A new study from the University of Illinois examined whether bikesharing programs complement or replace public transit, with results showing "encouraging news to bikeshare and traditional public transit systems”.

The researchers studied bikesharing in the midsize metropolitan area of Champaign-Urbana in Central Illinois, where 500 VeoRide bikeshare bikes are available across the university campus and wider community. 

Associate professsor and co-author of the paper, Yilan Xu, said: "On one hand, bikeshare has the potential to compete with other transit types due to the convenience and speed (especially electric bikes). On the other hand, bikes might complement bus transit by replacing just a segment of the trip."

The researchers were careful to factor in weather conditions, leveraging the fact that rainy days can deter bike riding, and therefore serves as a good control for public transit ridership in the absence of bikeshare. 

Their research concluded that bikeshare systems actually supported increases in public transit, rather than diminishing it. The introduction of non-electric bikesharing systems increased the number of bus rides by 1%, and electric bikes increased bus rides by 2.1%. 

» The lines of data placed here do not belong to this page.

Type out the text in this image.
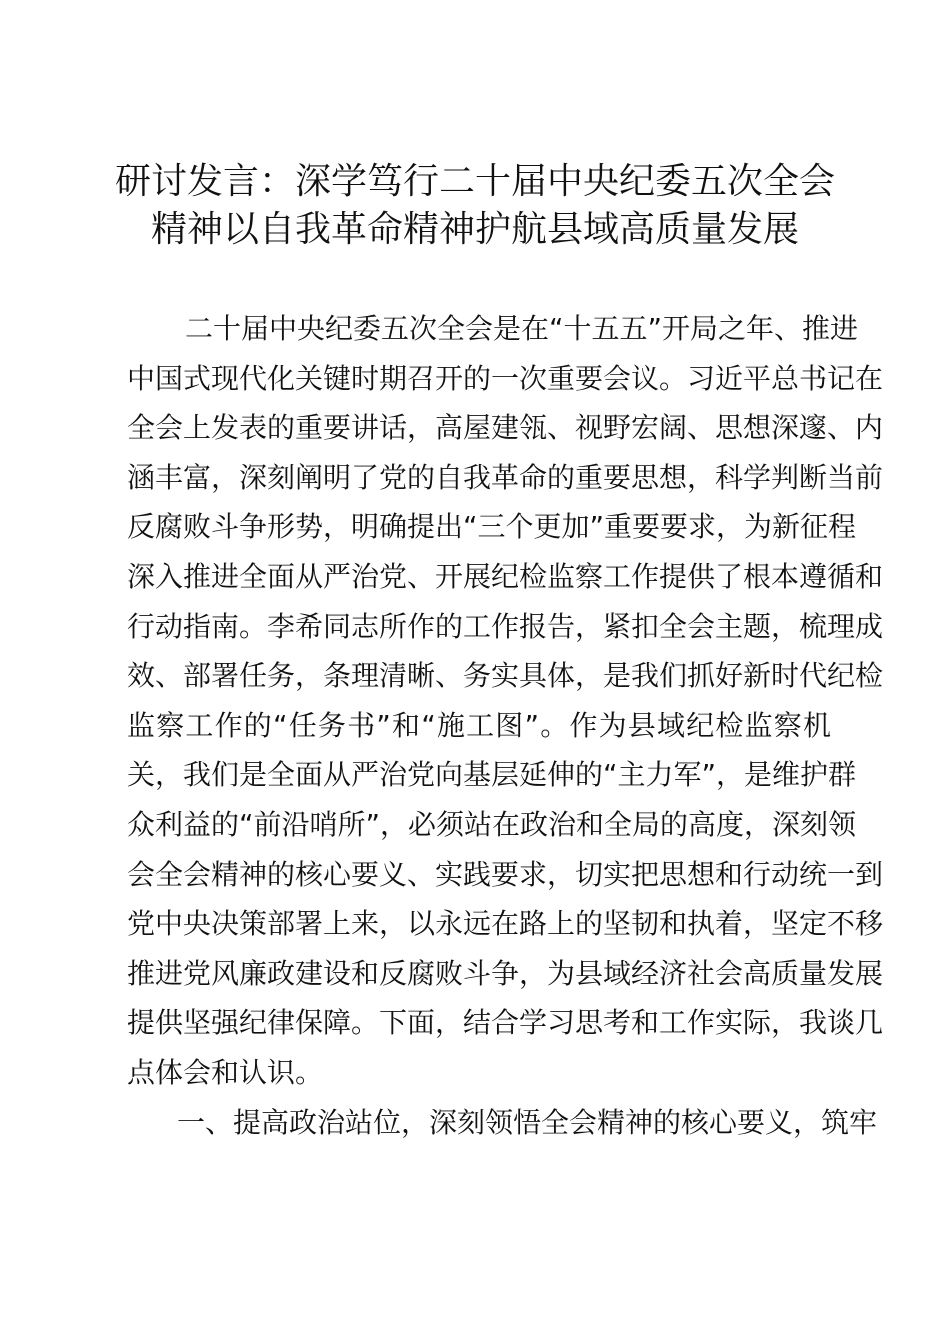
研讨发言：深学笃行二十届中央纪委五次全会
精神以自我革命精神护航县域高质量发展
二十届中央纪委五次全会是在“十五五”开局之年、推进
中国式现代化关键时期召开的一次重要会议。习近平总书记在
全会上发表的重要讲话，高屋建瓴、视野宏阔、思想深邃、内
涵丰富，深刻阐明了党的自我革命的重要思想，科学判断当前
反腐败斗争形势，明确提出“三个更加”重要要求，为新征程
深入推进全面从严治党、开展纪检监察工作提供了根本遵循和
行动指南。李希同志所作的工作报告，紧扣全会主题，梳理成
效、部署任务，条理清晰、务实具体，是我们抓好新时代纪检
监察工作的“任务书”和“施工图”。作为县域纪检监察机
关，我们是全面从严治党向基层延伸的“主力军”，是维护群
众利益的“前沿哨所”，必须站在政治和全局的高度，深刻领
会全会精神的核心要义、实践要求，切实把思想和行动统一到
党中央决策部署上来，以永远在路上的坚韧和执着，坚定不移
推进党风廉政建设和反腐败斗争，为县域经济社会高质量发展
提供坚强纪律保障。下面，结合学习思考和工作实际，我谈几
点体会和认识。
一、提高政治站位，深刻领悟全会精神的核心要义，筑牢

This doesn't sound like a lot, but with the bus system in Champaign-Urbana attracting around 12 million passenger trips in 2017; this means bus ridership could increase by 120,000 to 252,000 trips per year – a significant potential decrease in polluting and congesting private car trips.

These results suggested that people are using bikeshare systems to solve the first and last mile problem, which is "encouraging news to bikeshare and traditional public transit systems,” Xu says.

The data also suggested that socioeconomically disadvantaged and young people benefited the most from bikesharing, and that bikesharing systems increased access to mass transit, everyday amenities and job opportunities. 

“Governments may want to invest in infrastructure like bike lanes and facilitate a bike-friendly community and encourage bikeshare companies to distribute their bikes in spots that would solve the first/last mile problem, probably by using a dockless system,” Xu concluded.

“Finally, transit systems and bikeshare systems may want to create partnerships to integrate charging systems that allow transfers between bikeshare and bus ride. This is going to create a win-win for both parties and benefit consumers.”

The paper was published in Transportation Research Part A: Policy and Practice.